Vers la fin de l’année 1867, Marie Arnoux, de retour à Paris, se rend chez Frédéric. Ils sont maintenant libres tous les deux. Leurs vœux vont-ils enfin connaître une fin heureuse ? Mais le temps a fait son œuvre : flétris leurs visages, éteinte leur passion. Frédéric et Marie ne peuvent que constater la ruine de leurs amours défuntes.
UN PARISIEN D’OCCASION.
Laissons aux exégètes de l’œuvre de Flaubert la tâche de décortiquer la part autobiographique de L’Éducation sentimentale. Le livre ne se résume pas seulement au récit de l’amour contrarié de Frédéric Moreau pour Marie Arnoux, ni de ses fredaines clandestines. Le roman parisien de Flaubert, peinture minutieuse d’un Paris louis-philippard, est aussi, précise-t-il, le livre des hommes de sa génération. En portant un jugement implacable sur la société de son temps, Flaubert livre un témoignage sur la vie et les mœurs de la capitale, alors que se déroulent dans les rues les journées insurrectionnelles qui mettront fin à la monarchie de juillet.

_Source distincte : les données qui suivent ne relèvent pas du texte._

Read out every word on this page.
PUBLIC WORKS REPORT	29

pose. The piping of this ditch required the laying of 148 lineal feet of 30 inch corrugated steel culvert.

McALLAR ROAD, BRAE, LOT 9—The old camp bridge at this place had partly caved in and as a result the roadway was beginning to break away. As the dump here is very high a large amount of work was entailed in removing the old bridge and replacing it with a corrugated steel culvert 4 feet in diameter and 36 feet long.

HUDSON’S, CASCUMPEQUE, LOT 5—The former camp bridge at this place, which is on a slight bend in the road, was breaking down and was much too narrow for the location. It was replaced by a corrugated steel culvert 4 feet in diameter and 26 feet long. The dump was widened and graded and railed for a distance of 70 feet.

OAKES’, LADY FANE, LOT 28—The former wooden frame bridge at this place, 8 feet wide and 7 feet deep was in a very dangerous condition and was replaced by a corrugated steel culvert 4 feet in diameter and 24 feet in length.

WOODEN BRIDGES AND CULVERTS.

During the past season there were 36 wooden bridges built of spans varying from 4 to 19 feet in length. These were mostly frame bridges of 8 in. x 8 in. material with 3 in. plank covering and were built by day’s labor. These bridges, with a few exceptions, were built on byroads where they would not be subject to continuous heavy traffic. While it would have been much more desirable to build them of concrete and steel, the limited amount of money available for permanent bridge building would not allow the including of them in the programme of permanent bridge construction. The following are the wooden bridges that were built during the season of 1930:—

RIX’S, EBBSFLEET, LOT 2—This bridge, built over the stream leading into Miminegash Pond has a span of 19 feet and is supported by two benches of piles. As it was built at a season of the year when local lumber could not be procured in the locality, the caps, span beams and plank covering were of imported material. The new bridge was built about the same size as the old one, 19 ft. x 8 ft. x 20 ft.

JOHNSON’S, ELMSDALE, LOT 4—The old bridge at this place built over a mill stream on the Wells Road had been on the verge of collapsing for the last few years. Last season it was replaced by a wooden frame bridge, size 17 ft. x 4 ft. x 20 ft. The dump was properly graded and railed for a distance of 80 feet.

En 1869, son œuvre achevée, Flaubert quitte le boulevard du Temple pour emménager au 4, rue Murillo, dans la plaine Monceau. Parisien d’occasion, il visite assidûment ses amis Edmond et Jules de Goncourt, 43, rue Saint-Georges ; s’accorde quelques mondanités dans l’hôtel de la princesse Mathilde, 24, rue de Courcelles ; batifole chez Apollonie Sabatier (la Présidente), 4, rue Frochot ; fréquente, 21, rue de Sèvres, le salon de la belle Louise Colet, muse des romantiques, sa maîtresse ; discute, critique, conteste de sa voix tonitruante, lors des agapes bimensuelles du restaurant Magny, 3, rue Contrescarpe-Dauphine (aujourd’hui rue Mazet), avec Théophile Gautier, Ivan Tourgueniev, Ernest Renan, Sainte-Beuve, George Sand, Gavarni, Marcelin Berthelot, et d’autres.
Le séjour parisien de Flaubert s’achève ; il regagne la Normandie. Là-bas, loin des intrigues et des rumeurs de la ville, claquemuré dans sa thébaïde de Croisset, il se remet au travail, résigné à ne disposer, désormais, pour tout interlocuteur, que de l’écho de son « gueuloir ».